Regardless of whether you are using CSV row filters, or any other technique of ignoring CSV rows or columns, Workbench converts your input CSV into a "preprocessed" version and uses it to perform its task. This file can be found in the temporary directory defined in your Workbench config's temp_dir setting, which by default is your computer's temporary directory. If you want to inspect this file after running --check, you can see which rows result after the filters have been applied.

Ignoring CSV columns

Islandora Workbench strictly validates the columns in the input CSV to ensure that they match Drupal field names and reserved Workbench column names.
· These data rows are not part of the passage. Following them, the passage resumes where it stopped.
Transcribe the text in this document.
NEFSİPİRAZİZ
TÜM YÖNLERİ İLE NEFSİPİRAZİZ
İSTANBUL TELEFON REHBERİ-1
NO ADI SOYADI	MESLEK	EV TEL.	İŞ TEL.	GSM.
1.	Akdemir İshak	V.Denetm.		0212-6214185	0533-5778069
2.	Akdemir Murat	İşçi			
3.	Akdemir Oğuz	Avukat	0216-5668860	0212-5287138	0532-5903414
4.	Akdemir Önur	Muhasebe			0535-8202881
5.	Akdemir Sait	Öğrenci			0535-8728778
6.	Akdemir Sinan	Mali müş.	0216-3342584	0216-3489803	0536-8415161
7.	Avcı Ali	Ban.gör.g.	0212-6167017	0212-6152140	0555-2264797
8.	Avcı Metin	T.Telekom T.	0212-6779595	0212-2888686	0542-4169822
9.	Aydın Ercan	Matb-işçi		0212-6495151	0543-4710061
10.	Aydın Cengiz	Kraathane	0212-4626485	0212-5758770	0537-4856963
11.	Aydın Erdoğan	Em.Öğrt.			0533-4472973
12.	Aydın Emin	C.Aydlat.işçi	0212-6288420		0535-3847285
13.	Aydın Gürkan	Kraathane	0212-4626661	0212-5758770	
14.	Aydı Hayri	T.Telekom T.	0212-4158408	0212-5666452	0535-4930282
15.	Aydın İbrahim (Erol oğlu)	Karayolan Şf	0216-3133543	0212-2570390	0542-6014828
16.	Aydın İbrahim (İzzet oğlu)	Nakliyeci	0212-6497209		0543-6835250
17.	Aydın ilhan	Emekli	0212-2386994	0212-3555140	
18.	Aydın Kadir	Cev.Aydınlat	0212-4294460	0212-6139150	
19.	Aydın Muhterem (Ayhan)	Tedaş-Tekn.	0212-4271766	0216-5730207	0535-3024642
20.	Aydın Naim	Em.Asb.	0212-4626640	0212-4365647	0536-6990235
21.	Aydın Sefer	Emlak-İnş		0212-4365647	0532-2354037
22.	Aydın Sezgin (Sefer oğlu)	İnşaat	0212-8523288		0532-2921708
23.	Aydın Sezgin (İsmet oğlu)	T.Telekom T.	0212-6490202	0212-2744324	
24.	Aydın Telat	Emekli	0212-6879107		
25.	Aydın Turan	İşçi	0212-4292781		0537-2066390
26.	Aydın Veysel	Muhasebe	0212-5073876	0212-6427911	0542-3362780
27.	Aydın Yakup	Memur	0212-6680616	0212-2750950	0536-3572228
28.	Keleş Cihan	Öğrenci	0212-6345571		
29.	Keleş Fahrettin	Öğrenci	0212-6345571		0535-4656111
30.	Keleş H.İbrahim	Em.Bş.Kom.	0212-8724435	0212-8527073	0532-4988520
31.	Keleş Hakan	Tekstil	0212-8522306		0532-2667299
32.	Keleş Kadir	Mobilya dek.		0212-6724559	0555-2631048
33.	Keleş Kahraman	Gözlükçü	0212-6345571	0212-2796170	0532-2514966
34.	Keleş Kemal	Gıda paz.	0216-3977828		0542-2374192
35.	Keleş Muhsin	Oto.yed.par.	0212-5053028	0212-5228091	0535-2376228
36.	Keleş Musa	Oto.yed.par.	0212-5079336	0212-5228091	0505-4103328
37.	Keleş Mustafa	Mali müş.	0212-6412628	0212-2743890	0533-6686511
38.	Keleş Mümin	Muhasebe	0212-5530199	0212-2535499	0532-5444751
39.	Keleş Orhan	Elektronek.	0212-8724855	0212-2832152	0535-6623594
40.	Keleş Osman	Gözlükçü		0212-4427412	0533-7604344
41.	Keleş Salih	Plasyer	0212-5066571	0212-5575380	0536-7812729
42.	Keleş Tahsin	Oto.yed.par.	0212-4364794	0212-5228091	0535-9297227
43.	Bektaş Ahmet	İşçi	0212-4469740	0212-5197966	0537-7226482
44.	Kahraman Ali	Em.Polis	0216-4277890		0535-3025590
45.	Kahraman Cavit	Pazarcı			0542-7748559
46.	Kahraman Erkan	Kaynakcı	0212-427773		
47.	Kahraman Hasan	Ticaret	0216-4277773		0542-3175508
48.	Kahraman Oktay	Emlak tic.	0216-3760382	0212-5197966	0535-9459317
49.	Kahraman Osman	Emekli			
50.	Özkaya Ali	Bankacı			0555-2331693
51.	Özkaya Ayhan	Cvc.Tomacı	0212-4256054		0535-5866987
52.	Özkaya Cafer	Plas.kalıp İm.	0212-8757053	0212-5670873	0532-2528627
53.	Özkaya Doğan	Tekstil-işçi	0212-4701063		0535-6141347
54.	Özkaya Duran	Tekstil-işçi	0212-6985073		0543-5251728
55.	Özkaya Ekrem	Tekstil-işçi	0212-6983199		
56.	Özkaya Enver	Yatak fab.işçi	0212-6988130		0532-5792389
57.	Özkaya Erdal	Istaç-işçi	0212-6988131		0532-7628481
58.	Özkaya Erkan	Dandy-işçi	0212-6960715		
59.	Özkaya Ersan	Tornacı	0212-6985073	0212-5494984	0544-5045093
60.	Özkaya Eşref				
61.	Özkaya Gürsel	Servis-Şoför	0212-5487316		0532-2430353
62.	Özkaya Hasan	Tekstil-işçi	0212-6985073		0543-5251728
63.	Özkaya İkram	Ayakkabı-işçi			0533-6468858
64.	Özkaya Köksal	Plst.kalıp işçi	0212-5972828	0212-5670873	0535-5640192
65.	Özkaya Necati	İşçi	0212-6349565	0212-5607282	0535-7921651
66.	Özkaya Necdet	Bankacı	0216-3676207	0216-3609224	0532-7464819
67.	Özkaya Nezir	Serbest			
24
To accommodate CSV columns that do not correspond to either of those types, or to eliminate a column during testing or troubleshooting, you can tell Workbench to ignore specific columns that are present in the CSV. To do this, list the column headers in the ignore_csv_columns configuration setting. The value of this setting is a list. For example, if you want to include a date_generated column in your CSV (which is neither a Workbench reserved column or a Drupal field name), include the following in your Workbench configuration file:

ignore_csv_columns: ['date_generated']

If you want Workbench to ignore the "data_generated" column and the "field_description" columns, your configuration would look like this:

ignore_csv_columns: ['date_generated', 'field_description']

Note that if a column name is listed in the csv_field_templates setting, the value for the column defined in the template is used. In other words, the values in the CSV are ignored, but the field in Drupal is still populated using the value from the field template.